L’inceste dans la Loire, un crime sans cadavre

Le #metooincest fait sa campagne sur les réseaux sociaux. Le samedi 16 janvier, près de 180 personnes ont débuté la campagne pour dénoncer. On peut lire sur tweeter : « J’avais 5 ans. En une soirée, ce frère de ma mère a bouleversé ma candeur et assombri le cours du reste de ma vie. En une seconde, j’avais 100 ans. #metooinceste. » Tout est parti de l’affaire Olivier Duhamel. Dans le monde, Charlotte Pudlowski explique que la plupart du temps « le mécanisme de la parole qui en libère plein d’autres est connu, il y a moins l’effet de sidération qu’en 2017 avec #metoo, mais ça reste bouleversant de lire toutes ces souffrances tues depuis si longtemps ».  la journaliste a réalisé un podcast qui s’intitule « Ou peut-être une nuit » qui va paraître aux éditions Grasset.

En trente-six heures, le sujet a submergé Twitter, générant des témoignages de soutien de l’humoriste Nicole Ferroni, de l’actrice Alexandra Lamy, du présentateur Samuel Etienne et bien d’autres.
Adrien Taquet, le secrétaire d’État à l’enfance, a décrit l’inceste comme « un crime sans cadavre » et rappelé le lancement prochain de la commission sur le sujet.

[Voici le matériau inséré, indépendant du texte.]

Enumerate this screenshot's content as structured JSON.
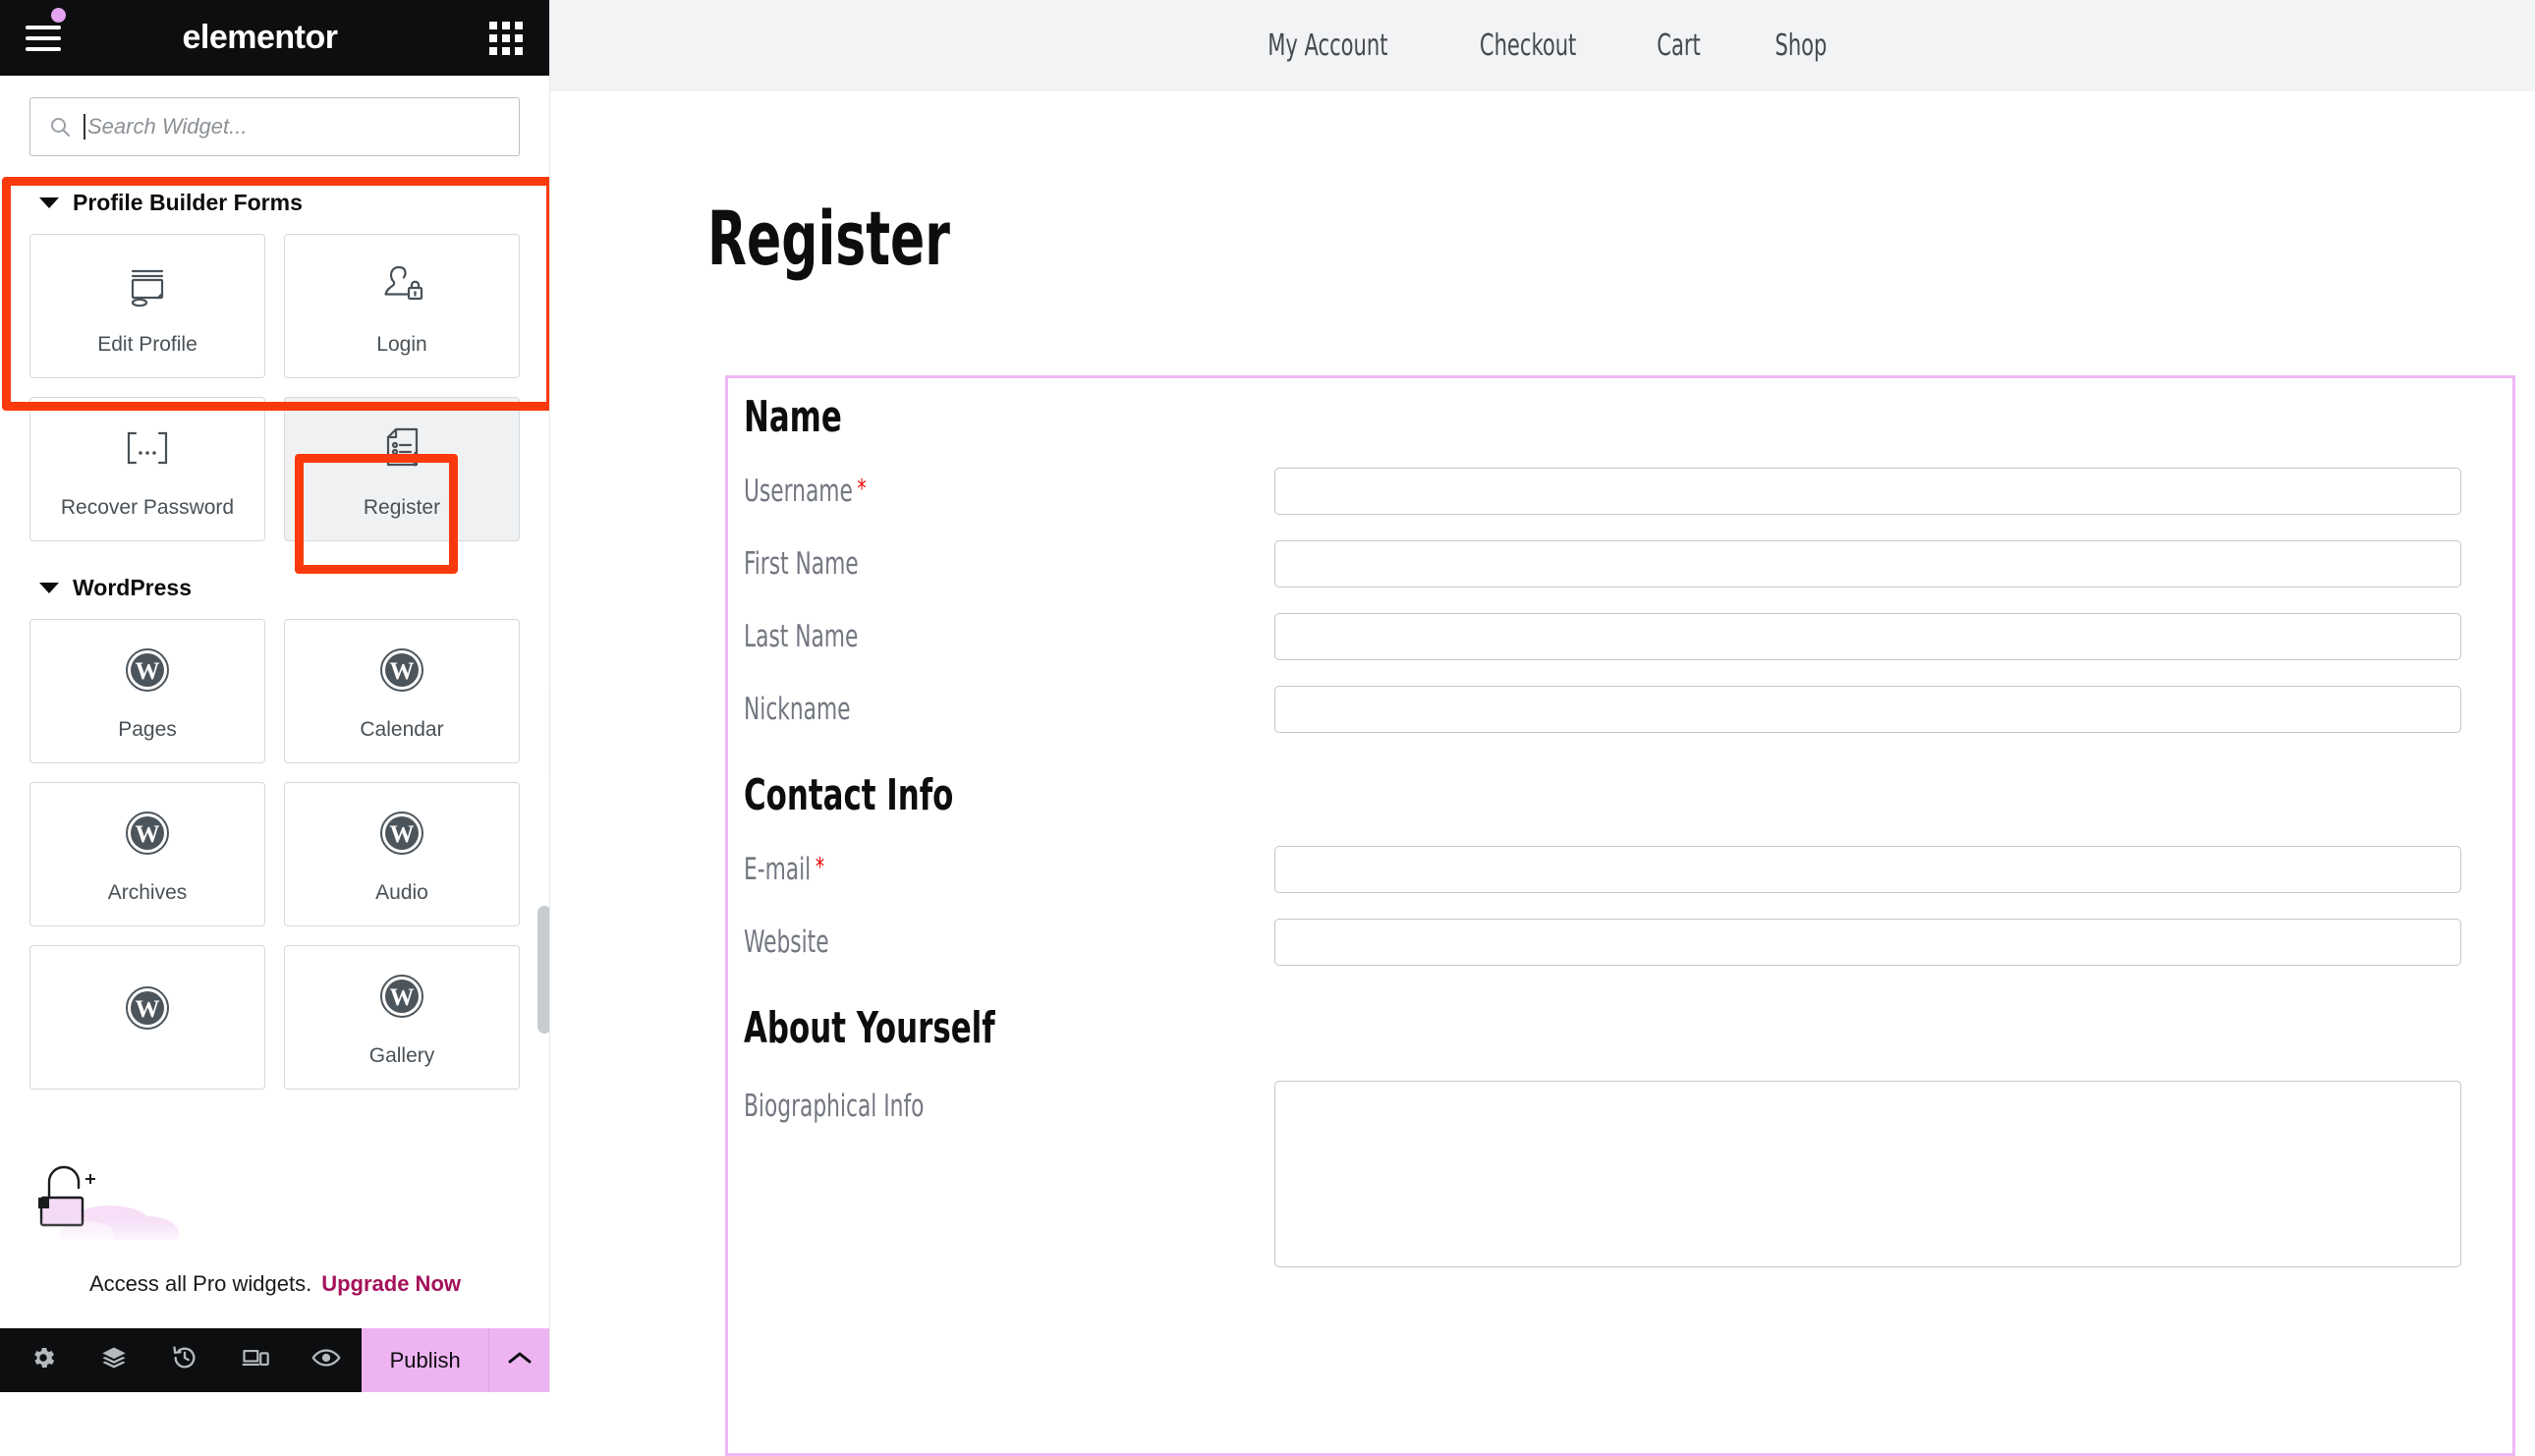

Un lancement perturbé, toutefois, par la démission de sa présidente, Elisabeth Guigou, qui a renoncé à cette fonction en raison de sa proximité avec Olivier Duhamel, le politologue accusé d’inceste dans La Familia Grande. « C’est difficile d’en parler, c’est courageux d’en parler », mais « il faut absolument que ces actes soient sus et que ces actes ne soient pas tus », a affirmé, pour sa part, Brigitte Macron sur TF1, à l’occasion du lancement de l’opération « Pièces jaunes » qui vient en aide aux jeunes hospitalisés.


Dans la Loire, de nombreux cas d’inceste sont relevés par la justice. Le 19 novembre dernier, un homme de 45 ans a été condamné à 3 ans d’emprisonnement ferme pour attouchement sur sa petite fille. La mère a été également condamnée pour « non-dénonciation de mauvais traitements sur sa fille ». Il est important de dénoncer l’inceste, les victimes peuvent aussi parler via la plateforme SOS Inceste.